Besides the methodology, the big difference may be that instead of arguing for a revolution and a “throw the bums out” approach which is the default position of the blaming rightwing and charter movement,  A+ is a “whole school reform initiative” in the words of the Walton (Walton = Walmart which = big stick in Arkansas!) Foundation, a general in the blaming, charter army.  For A+ to work it “requires whole-school buy-in” with “summer and monthly training and more preparation.”  There’s no free lunch, but compared to the charter mess, the price for the training package seems very reasonable with each school program’s price tag only “$60,000 for three years of training for up to 30 teachers….”

The Thea Foundation, unlike so many of the self-aggrandizing empire builders in the for profit and nonprofit charter operations, is not just a nonprofit, but a mission driven, life consuming, legacy building testament to Thea, the now deceased daughter of the founders.  Paul and Linda Leopoulos had seen a dramatic turnaround for their daughter when her work with art gave her the confidence to learn in many subjects.  They only want people to drink the magic potent that they have now worked into the fabric of their methodology.

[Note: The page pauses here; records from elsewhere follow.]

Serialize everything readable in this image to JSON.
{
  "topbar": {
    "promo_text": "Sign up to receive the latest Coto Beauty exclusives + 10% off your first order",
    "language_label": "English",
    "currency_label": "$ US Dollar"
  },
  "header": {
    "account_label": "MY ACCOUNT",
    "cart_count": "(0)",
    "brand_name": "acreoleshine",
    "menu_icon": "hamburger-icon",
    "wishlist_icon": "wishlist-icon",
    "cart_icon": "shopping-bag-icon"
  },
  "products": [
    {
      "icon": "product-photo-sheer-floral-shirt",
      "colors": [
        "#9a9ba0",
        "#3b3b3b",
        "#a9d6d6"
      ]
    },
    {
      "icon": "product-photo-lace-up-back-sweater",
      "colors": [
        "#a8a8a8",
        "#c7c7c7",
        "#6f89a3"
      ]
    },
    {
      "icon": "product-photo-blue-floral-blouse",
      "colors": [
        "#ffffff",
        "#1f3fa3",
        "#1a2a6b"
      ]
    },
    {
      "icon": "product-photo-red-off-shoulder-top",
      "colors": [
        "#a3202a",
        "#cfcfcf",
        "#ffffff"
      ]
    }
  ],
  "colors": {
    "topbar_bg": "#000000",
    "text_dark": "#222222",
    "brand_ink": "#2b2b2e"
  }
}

A high point for me was seeing that the George Rodrigue Foundation had also stumbled onto the Thea Foundation’s A+ work and even in the Arkansas Times while reading the article I had immediately spotted one of Rodrigue’s blue dog pictures on the wall behind Paul Leopoulos.  There is now a Louisiana A+ Network in the process of formation  headed by Bethany France.  Living here, I know their task is difficult in the face of the radical charter machinery that is bulldozing the state educational system as part of Louisiana’s Governor Jindal’s ill-advised 2016 Presidential pipedream, but just knowing they are here and in New Orleans, finally gives me hope.

Nothing about A+ is easy obviously, but the price is right, and the results are spectacular, so there ought to be long line in front of their door.  I’m ready to join that line, and I am already wondering why more states and school districts have not already beaten me to the door?